Park Drive (parkway)

The Park Drive is a mostly one-to two-lane parkway in the district Fenway - Kenmore in Boston, Massachusetts in the United States. The road was designed in the late 19th century by Frederick Law Olmsted as part of the Emerald Necklace system of parks and parkways, which extends from the Boston Common on Beacon Hill to Franklin Park in Roxbury. The Park Drive runs parallel to Fenway past the Back Bay Fens and connects this Commonwealth Avenue to the Riverway. Parts of the trail also runs along the Muddy River. The road is part of the Metropolitan Park System of Greater Boston and is managed and maintained by the Massachusetts Department of Conservation and Recreation.

Background

1875 in favor of the voters in Boston and the legislature in Massachusetts to set up a Park Commission to prepare and promote the establishment of public parks in the city. The landscape architect Frederick Law Olmsted, who had already designed Central Park in New York City, spent from this point on much of his time in the area and was asked in the late 1870s by the Park Commission on the outcome of a competition with 23 proposals submitted to decide to design a new park. Olmsted held all competition entries for unsuitable because they are either not at all or on the contrary to strongly considered and therefore not sufficiently respected his opinion, the control of the tides in both cases aspects of a public park. The Muddy River and Stony Brook flowed through the Back Bay Fens, which were exposed at the time the tides, storm surges and wastewater.
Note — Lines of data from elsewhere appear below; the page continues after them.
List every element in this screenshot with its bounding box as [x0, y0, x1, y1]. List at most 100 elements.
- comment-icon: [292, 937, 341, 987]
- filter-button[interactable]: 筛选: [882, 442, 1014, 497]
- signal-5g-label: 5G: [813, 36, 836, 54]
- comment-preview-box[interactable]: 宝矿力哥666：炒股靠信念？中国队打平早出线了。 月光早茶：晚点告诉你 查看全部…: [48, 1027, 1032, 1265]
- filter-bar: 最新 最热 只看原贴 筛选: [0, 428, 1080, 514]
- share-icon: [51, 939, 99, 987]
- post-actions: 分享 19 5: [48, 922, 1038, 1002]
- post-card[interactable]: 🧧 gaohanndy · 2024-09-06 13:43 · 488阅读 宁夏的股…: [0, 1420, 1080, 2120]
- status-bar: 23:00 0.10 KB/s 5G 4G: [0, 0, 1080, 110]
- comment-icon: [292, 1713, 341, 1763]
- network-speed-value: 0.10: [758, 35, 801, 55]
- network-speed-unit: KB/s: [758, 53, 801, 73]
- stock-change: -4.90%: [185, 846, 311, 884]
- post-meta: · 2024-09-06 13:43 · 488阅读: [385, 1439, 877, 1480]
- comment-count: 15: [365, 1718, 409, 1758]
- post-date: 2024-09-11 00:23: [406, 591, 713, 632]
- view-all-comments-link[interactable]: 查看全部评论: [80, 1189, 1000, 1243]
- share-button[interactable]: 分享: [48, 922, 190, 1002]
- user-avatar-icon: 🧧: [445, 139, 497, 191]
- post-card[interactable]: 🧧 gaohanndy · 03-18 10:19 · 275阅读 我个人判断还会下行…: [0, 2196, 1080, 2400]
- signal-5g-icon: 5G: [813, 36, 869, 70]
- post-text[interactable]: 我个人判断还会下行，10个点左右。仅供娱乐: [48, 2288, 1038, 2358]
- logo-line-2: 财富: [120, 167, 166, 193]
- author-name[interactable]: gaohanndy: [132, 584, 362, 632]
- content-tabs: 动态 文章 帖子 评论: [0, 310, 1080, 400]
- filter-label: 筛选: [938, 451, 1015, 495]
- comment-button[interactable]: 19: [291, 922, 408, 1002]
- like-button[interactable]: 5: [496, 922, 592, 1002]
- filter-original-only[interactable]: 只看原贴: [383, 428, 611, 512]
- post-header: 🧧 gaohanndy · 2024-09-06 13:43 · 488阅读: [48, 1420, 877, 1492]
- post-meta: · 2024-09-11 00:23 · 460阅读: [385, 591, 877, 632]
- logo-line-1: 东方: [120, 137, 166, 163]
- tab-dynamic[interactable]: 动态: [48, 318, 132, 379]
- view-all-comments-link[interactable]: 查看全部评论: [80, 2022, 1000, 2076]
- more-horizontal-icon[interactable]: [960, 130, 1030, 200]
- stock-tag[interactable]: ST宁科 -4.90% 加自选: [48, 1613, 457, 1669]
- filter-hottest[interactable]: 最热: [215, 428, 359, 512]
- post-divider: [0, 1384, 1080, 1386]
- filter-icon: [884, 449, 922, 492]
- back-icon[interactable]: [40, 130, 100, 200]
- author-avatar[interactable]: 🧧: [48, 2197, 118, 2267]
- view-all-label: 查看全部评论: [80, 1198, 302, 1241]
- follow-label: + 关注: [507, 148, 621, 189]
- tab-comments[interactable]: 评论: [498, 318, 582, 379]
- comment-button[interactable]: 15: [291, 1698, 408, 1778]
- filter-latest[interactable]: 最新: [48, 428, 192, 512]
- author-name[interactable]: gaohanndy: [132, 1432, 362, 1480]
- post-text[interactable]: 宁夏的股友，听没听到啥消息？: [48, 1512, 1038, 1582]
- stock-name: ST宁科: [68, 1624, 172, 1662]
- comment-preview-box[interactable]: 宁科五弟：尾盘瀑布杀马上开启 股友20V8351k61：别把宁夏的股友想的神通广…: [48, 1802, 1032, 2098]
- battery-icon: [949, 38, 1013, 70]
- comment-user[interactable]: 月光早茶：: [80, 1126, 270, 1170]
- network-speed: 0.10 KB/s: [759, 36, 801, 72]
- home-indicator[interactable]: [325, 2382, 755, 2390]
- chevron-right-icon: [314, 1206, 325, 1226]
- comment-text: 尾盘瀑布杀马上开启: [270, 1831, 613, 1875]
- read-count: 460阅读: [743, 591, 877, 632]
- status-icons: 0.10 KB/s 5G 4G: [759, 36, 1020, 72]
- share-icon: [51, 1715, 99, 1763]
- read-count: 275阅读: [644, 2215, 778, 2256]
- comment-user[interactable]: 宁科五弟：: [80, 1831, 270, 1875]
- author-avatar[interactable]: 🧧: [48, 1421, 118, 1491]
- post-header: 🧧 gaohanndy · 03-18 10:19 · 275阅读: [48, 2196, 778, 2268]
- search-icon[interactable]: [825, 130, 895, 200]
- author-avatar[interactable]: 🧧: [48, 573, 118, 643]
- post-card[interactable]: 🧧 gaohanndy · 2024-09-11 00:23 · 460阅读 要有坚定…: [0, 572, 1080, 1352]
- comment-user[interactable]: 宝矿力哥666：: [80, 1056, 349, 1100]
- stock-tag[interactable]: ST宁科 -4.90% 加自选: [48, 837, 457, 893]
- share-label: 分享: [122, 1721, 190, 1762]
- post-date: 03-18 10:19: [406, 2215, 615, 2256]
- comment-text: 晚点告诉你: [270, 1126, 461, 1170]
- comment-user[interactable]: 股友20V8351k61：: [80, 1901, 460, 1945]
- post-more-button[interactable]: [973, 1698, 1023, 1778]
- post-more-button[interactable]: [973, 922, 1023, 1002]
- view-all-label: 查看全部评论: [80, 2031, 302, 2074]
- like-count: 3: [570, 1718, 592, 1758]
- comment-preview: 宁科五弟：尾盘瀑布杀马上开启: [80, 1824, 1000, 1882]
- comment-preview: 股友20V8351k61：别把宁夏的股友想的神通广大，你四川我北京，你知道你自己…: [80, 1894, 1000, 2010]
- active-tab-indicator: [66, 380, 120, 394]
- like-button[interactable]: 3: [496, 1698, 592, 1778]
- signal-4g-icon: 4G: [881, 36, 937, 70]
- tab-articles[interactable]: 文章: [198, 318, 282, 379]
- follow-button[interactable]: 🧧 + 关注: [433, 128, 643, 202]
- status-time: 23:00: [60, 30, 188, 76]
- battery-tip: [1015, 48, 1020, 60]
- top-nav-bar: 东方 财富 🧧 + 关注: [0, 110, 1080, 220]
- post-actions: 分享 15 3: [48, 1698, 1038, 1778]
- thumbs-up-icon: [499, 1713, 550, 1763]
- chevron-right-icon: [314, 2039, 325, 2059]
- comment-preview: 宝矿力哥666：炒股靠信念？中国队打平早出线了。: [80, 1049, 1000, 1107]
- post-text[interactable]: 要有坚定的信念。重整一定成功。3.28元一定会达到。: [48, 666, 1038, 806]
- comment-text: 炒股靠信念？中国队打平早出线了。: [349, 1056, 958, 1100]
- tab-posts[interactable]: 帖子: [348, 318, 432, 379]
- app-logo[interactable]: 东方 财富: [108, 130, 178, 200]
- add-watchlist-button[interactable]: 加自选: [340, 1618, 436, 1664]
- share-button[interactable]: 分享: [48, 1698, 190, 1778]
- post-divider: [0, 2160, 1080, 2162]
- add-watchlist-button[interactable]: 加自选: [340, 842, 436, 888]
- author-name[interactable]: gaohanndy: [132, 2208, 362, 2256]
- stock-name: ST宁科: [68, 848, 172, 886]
The disappointed about the verdict Park Commission asked Olmsted then, join her as a professional consultant and landscape architect. Under his guidance, took the construct that is known as the Emerald Necklace today, on tangible forms. He decided that the windows dredged, leveled, planted and converted into an almost natural salt marsh should be to clean the flowing water. On this basis, Olmsted built a whole series of parks that stretched from the window near the Commonwealth Avenue to Franklin Park a few miles away. The individual parking areas were connected by scenic parkways with each other, including the Park Drive is one of the northern and western side of the Back Bay Fens.

Originally called the Street Audubon Road, as it branches off from the same roundabout Audubon Circle. The name was chosen in honor of the Audubon Society and the large collections of birds in the Back Bay Fens. The renaming in Park Drive was 1928-1938, than by structural changes in the Back Bay Fens, most of the artificial marsh was filled in favor of more parking area.

As part of the Metropolitan Park System of Greater Boston Park Drive by the Massachusetts Department of Conservation and Recreation (DCR ) and not by the city of Boston is managed.

The section between Boylston Street and Brookline Avenue opened on January 3, 1892, the continuation to the Mountfort Street was opened in 1895.

Route

The Park Drive begins near the intersection of Boylston Street and Ipswich Street and carries two lanes south to the Peterborough Street. From there you can park on an additional track on both sides, which is separated from the north -flowing traffic through a tree-lined green stripes. The road continues in this way until the end of the Back Bay Fens, where the parking area is combined with the main road and also opens the Fenway. From there the trail continues towards Brookline Avenue.

After crossing the two lanes will be added to the Landmark Center at Audubon Circle. The two left lanes then turn left onto the Riverway and in the opposite direction to the Fenway, while the two right lanes continue straight ahead and run alongside two lanes of the opposite direction. After the junction with Beacon Street the Park Drive is only two lanes and leads as part of Massachusetts Route 2 to the Mountfort Street near the Massachusetts Turnpike on. From its inception on Boylston Street to Brookline Avenue Park Drive runs parallel to the Muddy River.